Here's a more complex example showing nested loops and conditionals together, similar to what's used in actual DAD agents:

# Analyze repository structure
flow.node(
"repo_analysis",
FolderAnalyzerNode(
settings=FolderAnalyzerSettings(
base_directory=global_data_directory,
operations=[...]
)
)
)

# Process each analysis result
flow.for_each(
id="analysis_processor",
statement=ObjectTemplate(expression="$expr{$hier{repo_analysis}.outcome.results}"),
item_var="analysis_result",
index_var="result_index",
max_iterations=10,
body=FlowDefinition()
# Process each file in this analysis result
.for_each(
id="file_processor",
statement=ObjectTemplate(expression="$expr{analysis_result.analysis.children}"),
item_var="file",
index_var="file_index",
max_iterations=100,
body=FlowDefinition()
# Apply different processing based on file size
.conditional(
id="file_size_check",
statement=ObjectTemplate(
expression="$expr{file.word_count > 500}"
),
true_branch=FlowDefinition().node(
"large_file_processor",
AIModelNode(settings=large_file_settings)
),
false_branch=FlowDefinition().node(
"small_file_processor",
AIModelNode(settings=small_file_settings)
)
)
)
)

Implementation in the Flow Coordinator

The control flow structures are also useful in the main flow coordinator for high-level orchestration:

coordinator_flow = FlowDefinition()

# Run planning phase
coordinator_flow.subflow("planner", planner_flow)

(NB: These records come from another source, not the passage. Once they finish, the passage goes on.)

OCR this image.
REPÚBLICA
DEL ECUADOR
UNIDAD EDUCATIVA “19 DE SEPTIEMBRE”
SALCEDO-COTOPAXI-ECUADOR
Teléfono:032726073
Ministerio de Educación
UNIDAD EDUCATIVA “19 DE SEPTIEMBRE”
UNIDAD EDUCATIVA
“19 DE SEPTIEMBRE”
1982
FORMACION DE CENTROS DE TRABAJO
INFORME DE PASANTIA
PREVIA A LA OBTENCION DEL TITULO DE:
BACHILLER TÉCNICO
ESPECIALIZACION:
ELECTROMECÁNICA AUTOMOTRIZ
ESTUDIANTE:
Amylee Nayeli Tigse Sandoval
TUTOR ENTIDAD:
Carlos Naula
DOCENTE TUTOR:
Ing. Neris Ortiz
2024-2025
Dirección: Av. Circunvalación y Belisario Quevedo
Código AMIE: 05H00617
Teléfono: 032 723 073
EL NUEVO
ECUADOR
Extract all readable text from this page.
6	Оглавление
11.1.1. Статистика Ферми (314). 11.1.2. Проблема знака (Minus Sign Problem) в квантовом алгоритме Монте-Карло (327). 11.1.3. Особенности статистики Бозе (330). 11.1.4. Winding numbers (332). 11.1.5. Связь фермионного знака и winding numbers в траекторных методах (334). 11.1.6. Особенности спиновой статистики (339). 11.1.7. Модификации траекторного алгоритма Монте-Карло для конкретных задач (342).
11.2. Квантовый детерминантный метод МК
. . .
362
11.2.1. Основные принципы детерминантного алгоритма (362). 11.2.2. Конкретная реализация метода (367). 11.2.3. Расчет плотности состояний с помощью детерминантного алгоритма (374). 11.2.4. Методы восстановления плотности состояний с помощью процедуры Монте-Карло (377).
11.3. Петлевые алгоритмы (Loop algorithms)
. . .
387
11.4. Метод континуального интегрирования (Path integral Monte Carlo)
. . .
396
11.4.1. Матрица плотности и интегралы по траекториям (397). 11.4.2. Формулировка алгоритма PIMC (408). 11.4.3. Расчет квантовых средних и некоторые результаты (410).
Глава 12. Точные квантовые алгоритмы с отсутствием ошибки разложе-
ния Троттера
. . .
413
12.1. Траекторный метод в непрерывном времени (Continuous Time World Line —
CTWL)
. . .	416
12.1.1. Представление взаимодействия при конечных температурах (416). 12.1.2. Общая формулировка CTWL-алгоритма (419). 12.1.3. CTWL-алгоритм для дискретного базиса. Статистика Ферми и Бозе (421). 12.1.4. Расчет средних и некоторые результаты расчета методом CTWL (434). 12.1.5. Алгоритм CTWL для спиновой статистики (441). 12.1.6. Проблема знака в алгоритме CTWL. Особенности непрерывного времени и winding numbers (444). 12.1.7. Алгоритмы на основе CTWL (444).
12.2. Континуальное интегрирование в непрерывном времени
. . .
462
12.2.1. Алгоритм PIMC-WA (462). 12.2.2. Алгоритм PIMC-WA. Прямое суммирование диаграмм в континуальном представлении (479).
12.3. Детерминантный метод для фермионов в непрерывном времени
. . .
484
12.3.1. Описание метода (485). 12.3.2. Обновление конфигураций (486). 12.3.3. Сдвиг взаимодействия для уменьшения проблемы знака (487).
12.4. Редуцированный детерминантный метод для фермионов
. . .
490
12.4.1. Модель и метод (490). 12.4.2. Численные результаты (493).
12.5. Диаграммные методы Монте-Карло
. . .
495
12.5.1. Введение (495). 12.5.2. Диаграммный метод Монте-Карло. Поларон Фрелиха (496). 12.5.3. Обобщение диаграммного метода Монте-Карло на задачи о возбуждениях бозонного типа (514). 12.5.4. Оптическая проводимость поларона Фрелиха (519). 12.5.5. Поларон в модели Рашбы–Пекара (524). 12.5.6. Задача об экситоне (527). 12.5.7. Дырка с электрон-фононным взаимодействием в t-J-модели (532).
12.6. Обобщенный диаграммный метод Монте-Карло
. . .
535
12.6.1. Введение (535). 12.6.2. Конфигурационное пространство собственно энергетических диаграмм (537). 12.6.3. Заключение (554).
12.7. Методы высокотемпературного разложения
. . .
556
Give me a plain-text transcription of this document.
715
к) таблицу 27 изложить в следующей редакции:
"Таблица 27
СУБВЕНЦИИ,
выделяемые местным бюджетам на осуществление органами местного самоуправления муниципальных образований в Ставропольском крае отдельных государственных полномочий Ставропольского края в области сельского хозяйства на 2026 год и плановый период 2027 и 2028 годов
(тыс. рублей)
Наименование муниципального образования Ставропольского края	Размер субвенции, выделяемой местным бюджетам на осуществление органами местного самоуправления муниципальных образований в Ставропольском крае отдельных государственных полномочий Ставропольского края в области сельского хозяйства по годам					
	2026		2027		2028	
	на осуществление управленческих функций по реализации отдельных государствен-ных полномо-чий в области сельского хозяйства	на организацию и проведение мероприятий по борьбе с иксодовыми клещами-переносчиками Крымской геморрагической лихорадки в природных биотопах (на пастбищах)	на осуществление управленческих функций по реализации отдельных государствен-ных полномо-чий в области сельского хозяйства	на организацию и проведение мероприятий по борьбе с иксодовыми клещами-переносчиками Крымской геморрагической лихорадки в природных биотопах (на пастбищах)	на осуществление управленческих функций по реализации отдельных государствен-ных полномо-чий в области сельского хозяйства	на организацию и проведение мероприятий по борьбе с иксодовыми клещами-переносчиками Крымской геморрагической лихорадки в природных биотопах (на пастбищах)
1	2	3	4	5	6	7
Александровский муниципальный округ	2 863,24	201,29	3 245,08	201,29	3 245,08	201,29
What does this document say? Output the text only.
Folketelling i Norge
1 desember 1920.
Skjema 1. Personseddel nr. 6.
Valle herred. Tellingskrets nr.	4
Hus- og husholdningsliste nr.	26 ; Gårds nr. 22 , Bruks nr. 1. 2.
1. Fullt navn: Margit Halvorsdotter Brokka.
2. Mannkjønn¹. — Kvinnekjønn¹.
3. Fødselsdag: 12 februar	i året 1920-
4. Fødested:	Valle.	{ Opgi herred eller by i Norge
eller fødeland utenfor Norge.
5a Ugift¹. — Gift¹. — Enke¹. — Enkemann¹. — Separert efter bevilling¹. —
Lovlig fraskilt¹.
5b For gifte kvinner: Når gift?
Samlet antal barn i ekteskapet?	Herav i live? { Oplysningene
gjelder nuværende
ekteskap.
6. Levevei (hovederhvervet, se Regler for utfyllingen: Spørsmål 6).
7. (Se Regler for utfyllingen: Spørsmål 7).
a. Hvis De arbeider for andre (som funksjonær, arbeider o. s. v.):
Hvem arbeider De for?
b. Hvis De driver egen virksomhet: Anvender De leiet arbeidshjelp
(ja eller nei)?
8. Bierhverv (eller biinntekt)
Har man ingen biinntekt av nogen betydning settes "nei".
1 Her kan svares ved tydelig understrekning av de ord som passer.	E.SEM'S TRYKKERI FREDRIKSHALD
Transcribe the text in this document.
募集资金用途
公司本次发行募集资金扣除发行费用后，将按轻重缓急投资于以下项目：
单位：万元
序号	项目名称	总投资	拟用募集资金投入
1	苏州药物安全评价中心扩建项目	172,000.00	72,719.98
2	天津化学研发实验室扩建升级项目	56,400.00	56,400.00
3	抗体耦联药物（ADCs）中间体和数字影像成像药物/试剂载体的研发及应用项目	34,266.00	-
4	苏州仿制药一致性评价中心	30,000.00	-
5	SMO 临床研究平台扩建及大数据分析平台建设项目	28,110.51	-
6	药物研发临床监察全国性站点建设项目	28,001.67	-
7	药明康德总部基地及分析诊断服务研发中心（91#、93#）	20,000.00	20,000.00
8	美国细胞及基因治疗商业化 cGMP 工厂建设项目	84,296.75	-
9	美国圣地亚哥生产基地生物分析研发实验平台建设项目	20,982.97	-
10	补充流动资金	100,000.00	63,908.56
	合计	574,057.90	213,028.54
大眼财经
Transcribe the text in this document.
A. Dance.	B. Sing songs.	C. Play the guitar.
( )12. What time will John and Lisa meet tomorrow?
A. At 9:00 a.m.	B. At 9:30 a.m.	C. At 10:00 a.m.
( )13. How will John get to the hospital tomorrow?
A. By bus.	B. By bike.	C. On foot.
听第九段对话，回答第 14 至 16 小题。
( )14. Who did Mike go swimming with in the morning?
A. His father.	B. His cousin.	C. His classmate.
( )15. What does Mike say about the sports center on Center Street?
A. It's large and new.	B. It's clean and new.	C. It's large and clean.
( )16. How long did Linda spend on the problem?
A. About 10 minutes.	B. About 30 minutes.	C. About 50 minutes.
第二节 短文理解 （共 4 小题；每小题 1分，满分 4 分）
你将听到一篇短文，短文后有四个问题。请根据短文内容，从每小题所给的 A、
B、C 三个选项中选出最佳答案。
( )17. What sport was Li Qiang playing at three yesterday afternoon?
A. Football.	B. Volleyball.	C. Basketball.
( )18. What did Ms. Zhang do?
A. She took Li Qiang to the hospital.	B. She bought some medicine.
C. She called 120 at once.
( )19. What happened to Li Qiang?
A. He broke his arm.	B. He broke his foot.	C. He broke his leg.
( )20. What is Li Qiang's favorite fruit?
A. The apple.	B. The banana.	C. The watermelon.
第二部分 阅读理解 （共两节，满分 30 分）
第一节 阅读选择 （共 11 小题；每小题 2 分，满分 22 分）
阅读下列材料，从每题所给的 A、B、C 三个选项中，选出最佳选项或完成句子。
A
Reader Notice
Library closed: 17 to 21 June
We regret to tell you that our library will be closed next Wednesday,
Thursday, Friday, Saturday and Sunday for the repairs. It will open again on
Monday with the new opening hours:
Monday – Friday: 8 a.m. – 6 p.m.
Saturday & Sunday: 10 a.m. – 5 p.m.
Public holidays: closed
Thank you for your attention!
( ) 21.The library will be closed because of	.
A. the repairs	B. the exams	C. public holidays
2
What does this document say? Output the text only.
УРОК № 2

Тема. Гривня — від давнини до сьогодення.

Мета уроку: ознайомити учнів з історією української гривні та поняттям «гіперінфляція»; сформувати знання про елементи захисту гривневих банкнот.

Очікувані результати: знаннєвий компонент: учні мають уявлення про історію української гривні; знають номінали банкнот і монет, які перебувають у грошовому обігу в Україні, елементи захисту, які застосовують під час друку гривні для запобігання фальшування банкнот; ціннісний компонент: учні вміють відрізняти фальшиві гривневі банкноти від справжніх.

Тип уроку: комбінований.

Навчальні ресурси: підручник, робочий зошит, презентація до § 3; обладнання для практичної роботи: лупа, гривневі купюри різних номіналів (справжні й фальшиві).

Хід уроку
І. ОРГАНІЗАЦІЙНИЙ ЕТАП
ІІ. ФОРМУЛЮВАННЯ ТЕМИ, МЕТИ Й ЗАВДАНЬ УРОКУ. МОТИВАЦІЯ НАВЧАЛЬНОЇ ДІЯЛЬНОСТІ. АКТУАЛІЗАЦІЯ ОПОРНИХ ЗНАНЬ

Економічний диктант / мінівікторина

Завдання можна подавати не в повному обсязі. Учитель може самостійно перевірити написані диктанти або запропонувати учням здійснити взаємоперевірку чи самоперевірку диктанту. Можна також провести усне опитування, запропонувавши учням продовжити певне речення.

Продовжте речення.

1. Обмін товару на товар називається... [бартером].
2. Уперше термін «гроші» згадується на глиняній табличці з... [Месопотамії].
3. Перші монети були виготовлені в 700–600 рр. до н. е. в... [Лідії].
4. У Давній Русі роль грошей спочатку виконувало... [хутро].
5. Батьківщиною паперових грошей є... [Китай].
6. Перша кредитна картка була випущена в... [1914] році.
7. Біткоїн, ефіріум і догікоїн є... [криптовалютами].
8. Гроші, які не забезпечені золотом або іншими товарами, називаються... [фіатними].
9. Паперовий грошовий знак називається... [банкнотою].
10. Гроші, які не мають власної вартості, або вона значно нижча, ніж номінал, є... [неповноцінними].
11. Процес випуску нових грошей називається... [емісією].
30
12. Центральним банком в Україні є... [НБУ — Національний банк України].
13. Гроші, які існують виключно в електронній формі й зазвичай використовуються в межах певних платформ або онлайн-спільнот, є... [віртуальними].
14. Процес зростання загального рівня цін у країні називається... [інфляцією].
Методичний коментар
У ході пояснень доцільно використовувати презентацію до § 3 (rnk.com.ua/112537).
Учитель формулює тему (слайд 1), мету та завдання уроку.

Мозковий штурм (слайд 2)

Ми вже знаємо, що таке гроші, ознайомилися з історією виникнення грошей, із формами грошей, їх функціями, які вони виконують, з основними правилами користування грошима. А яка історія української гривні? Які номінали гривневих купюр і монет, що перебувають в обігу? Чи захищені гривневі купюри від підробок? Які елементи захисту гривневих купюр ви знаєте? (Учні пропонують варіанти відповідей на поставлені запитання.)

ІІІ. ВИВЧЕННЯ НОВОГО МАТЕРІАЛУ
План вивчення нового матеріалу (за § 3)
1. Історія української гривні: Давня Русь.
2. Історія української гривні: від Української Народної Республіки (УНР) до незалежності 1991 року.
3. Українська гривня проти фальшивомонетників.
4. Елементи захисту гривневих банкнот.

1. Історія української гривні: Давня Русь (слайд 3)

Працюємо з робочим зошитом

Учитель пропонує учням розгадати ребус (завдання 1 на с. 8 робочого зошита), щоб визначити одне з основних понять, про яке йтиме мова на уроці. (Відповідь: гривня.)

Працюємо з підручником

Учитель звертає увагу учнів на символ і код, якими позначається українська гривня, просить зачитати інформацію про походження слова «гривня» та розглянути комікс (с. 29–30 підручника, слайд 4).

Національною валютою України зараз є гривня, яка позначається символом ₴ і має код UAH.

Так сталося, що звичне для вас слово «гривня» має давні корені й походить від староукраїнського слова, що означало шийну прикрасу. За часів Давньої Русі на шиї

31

# Conditionally execute implementation based on planning success
coordinator_flow.conditional(
id="plan_executor",
statement=ObjectTemplate(
expression="$expr{py: $hier{planner.plan_generator}.outcome.structured is not None}"
),
# If planning was successful, iterate through each task
true_branch=FlowDefinition().for_each(
id="implementation_loop",
statement=ObjectTemplate(
expression="$expr{py: $hier{planner.plan_generator}.outcome.structured.implementation_tasks}"
),
item_var="task_spec",
index_var="task_index",
max_iterations=20,
body=implementation_flow
),
# If planning failed, show an error message
false_branch=FlowDefinition().node(
"no_plan_generated",
CommandNode(
settings=CommandNodeSettings(
commands=["echo 'Planning was unsuccessful.'"]
)
)
)
)

Important Considerations

Loop Limitations

  • Always set a reasonable max_iterations value to prevent infinite loops
  • Be mindful of the performance impact when processing large collections
  • Consider the memory usage when dealing with large datasets in loops

Conditional Branching Complexity

  • Avoid overly complex conditional expressions that are hard to understand
  • Consider breaking complex logic into separate variables for clarity
  • Remember that the entire branch flow is defined before execution, so both branches are defined regardless of which one executes

Variable Scope

  • Loop variables (item_var, index_var) are only available within the body flow
  • Component variables defined with flow.vars({...}) are available to all nodes in the flow, including conditional branches and loop bodies
  • Use hierarchical references ($hier{}) to access results from nodes in parent flows

Best Practices

  1. Use Clear Identifiers: Give meaningful names to loops and conditionals for better readability
  2. Set Reasonable Limits: Always specify max_iterations for loops
  3. Break Down Complex Logic: Use multiple simple conditionals rather than a single complex one
  4. Component Variables: Use component variables for shared configuration
  5. Consistent Patterns: Follow consistent patterns for loop and conditional structures
  6. Error Handling: Include conditional branches for handling errors
  7. Documentation: Document the purpose of complex control structures

By effectively using flow control mechanisms, you can build sophisticated, adaptive agents that respond intelligently to various conditions and process complex data structures efficiently.